Who will win the SNP leadership election?

Despite her socially conservative views, Kate Forbes still has a chance.

By Ben Walker

The first SNP members’ poll on the party’s leadership election has been published. It puts Humza Yousaf ahead of Kate Forbes by six points, at 31 per cent to 25 per cent. But 32 per cent of SNP members remain undecided, and the remaining 11 per cent – a potentially squeezable portion – have opted for the more hard-line Ash Regan. While the poll clearly puts Yousaf ahead, justifying his status as the front-runner to succeed Nicola Sturgeon as first minister, the margin is not yet an established one. This could be close.


Party membership polls aren’t famed for their watertight sampling. Surveys of Conservative members for the Tory leadership race last year misjudged the final result by a long way. However, YouGov sampled the Labour Party memberships well in its 2020, 2016 and 2015 leadership elections. Nonetheless Savanta's results make for interesting reading.

The SNP's 100,000-strong membership is largely male, aged in their 50s, but relatively socially liberal. Economically, they tends towards redistribution; on the left-right spectrum, most would end up on the left to centre-left. This reflects the SNP’s own rhetoric, parliamentarians, councillors, and, indeed, most of its voters. But the average member is more liberal than the average voter. And compared with other socially liberal parties, there is a minority of socially conservative members.
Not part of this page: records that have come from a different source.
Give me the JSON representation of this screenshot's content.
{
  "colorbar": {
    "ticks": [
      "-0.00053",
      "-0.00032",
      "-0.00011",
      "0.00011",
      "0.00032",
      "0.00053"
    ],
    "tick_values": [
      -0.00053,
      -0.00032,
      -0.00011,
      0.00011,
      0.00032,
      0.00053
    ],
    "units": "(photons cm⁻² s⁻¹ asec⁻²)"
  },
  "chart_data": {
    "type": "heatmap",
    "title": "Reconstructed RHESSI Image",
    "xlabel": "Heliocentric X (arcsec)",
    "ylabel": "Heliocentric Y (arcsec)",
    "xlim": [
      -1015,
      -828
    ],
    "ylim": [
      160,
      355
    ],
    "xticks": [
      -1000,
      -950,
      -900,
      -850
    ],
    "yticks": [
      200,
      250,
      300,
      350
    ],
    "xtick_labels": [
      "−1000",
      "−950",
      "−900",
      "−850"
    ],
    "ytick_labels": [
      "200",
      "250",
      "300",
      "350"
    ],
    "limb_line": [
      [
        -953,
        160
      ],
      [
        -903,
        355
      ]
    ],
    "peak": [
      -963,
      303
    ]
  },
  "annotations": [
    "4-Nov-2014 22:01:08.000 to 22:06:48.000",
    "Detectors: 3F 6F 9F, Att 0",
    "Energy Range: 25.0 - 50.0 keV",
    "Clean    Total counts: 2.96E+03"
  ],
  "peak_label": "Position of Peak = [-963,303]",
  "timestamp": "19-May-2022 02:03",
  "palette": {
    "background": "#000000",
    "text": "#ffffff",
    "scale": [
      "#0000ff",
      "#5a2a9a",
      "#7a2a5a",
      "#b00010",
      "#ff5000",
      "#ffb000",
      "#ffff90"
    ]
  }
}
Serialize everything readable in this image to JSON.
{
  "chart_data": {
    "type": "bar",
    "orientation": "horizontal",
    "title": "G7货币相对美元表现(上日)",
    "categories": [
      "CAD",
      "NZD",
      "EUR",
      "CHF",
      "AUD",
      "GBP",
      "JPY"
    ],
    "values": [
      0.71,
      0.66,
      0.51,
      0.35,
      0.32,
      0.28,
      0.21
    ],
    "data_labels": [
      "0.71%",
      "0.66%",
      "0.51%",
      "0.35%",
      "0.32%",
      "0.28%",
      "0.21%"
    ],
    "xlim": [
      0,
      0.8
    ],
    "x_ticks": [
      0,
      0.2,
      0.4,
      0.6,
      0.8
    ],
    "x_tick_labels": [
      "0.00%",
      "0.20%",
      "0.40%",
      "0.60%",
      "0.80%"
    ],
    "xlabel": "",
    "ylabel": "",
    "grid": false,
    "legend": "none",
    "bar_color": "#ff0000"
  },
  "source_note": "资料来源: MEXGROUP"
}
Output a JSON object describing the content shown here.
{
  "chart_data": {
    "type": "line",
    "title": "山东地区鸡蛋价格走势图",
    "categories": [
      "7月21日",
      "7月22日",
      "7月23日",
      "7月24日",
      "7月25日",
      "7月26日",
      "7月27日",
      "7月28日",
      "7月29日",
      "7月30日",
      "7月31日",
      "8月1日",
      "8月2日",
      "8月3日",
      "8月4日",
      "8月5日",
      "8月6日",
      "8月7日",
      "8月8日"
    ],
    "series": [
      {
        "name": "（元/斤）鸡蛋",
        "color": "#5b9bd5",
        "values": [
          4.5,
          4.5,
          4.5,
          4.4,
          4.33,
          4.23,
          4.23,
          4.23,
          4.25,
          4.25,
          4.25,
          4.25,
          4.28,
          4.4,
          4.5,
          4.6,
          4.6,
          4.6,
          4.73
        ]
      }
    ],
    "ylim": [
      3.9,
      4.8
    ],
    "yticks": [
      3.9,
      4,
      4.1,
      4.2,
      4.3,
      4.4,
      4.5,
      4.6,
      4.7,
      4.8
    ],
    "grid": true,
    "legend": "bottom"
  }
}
In 2018, the Mile End Institute, part of Queen Mary University of London, published research on the views of the members of different parties. In some ways, SNP members were just as liberal as Labour ones – such as on immigration and on austerity. But it was observed that around 20 per cent of those in Labour and the Lib Dems backed stiffer sentences for criminals, compared with 71 per cent among members of the Conservative Party, and, interestingly, 39 per cent of the SNP. On the death penalty – which around four in ten Britons are still in favour of bringing back (a figure down on last decade) – 23 per cent of SNP members concur. This compared with just 9 per cent of Labour's. 
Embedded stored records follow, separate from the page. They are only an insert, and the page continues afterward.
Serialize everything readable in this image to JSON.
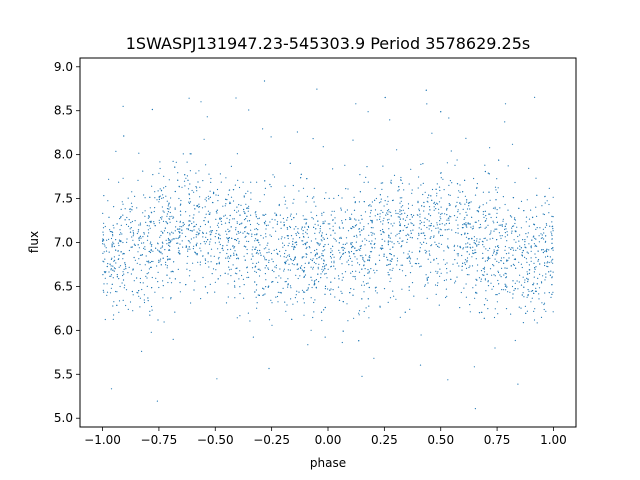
{
  "chart_data": {
    "type": "scatter",
    "title": "1SWASPJ131947.23-545303.9 Period 3578629.25s",
    "xlabel": "phase",
    "ylabel": "flux",
    "xlim": [
      -1.1,
      1.1
    ],
    "ylim": [
      4.9,
      9.1
    ],
    "xticks": [
      "−1.00",
      "−0.75",
      "−0.50",
      "−0.25",
      "0.00",
      "0.25",
      "0.50",
      "0.75",
      "1.00"
    ],
    "xtick_values": [
      -1.0,
      -0.75,
      -0.5,
      -0.25,
      0.0,
      0.25,
      0.5,
      0.75,
      1.0
    ],
    "yticks": [
      "5.0",
      "5.5",
      "6.0",
      "6.5",
      "7.0",
      "7.5",
      "8.0",
      "8.5",
      "9.0"
    ],
    "ytick_values": [
      5.0,
      5.5,
      6.0,
      6.5,
      7.0,
      7.5,
      8.0,
      8.5,
      9.0
    ],
    "grid": false,
    "legend": "none",
    "marker_color": "#1f77b4",
    "series": [
      {
        "profile_phase": [
          -1.0,
          -0.9,
          -0.8,
          -0.7,
          -0.6,
          -0.5,
          -0.4,
          -0.3,
          -0.2,
          -0.1,
          0.0,
          0.1,
          0.2,
          0.3,
          0.4,
          0.5,
          0.6,
          0.7,
          0.8,
          0.9,
          1.0
        ],
        "profile_mean_flux": [
          6.85,
          6.9,
          7.0,
          7.1,
          7.2,
          7.15,
          7.05,
          6.95,
          6.9,
          6.85,
          6.85,
          6.9,
          7.0,
          7.1,
          7.2,
          7.15,
          7.05,
          6.95,
          6.9,
          6.85,
          6.85
        ],
        "scatter_sigma": 0.35,
        "outlier_range": [
          5.1,
          8.9
        ]
      }
    ]
  }
}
[See also: Rishi Sunak’s poll bounce shows that he’s still the Tories’ best hope]


These findings on the more populist narratives of crime and punishment suggest there is an ever-present socially conservative minority within the liberal SNP majority.

When a political party defines itself as a referendum “side”, be it Leave for Ukip or independence for the SNP, there are always factional teething troubles. It's inevitable: a single yes-no question will draw together people who have radically different views on other issues. During Ukip’s 2014-15 rise, for instance, Nigel Farage had to contend with a phalanx of members and key figures of his radical right party who wanted a more economically left-wing economic agenda. In Canada, Bloc Québécois, in the aftermath of its close-run defeat in Quebec's 1995 independence referendum, descended into mudslinging and factionalism over the centrist style of the party's leader. It exists today as more centre left than centrist.
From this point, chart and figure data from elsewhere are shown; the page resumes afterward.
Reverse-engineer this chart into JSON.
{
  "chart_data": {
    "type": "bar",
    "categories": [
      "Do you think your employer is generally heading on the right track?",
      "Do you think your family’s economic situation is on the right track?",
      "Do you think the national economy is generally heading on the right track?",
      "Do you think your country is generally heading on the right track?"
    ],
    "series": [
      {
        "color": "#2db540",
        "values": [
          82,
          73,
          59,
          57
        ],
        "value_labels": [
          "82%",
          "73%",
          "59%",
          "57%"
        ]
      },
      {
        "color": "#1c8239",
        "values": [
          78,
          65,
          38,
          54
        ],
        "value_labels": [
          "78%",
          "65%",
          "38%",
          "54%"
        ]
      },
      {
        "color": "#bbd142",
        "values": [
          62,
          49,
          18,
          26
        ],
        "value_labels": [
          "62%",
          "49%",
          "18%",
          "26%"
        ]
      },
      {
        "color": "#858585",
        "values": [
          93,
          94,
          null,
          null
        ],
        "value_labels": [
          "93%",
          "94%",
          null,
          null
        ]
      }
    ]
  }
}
What does all this mean for the SNP leadership race? The fact that the socially conservative Kate Forbes is a mere six points behind the front-runner Yousaf while three in ten remain undecided, suggests a conservative wing exists. But it’s still in the minority. Yousaf isn’t a wholly popular figure among Scots (Forbes edges him on that metric), and she evidently has a strong base, but it still feels like a reach for Scotland's Finance Minister to win over the majority-liberal membership.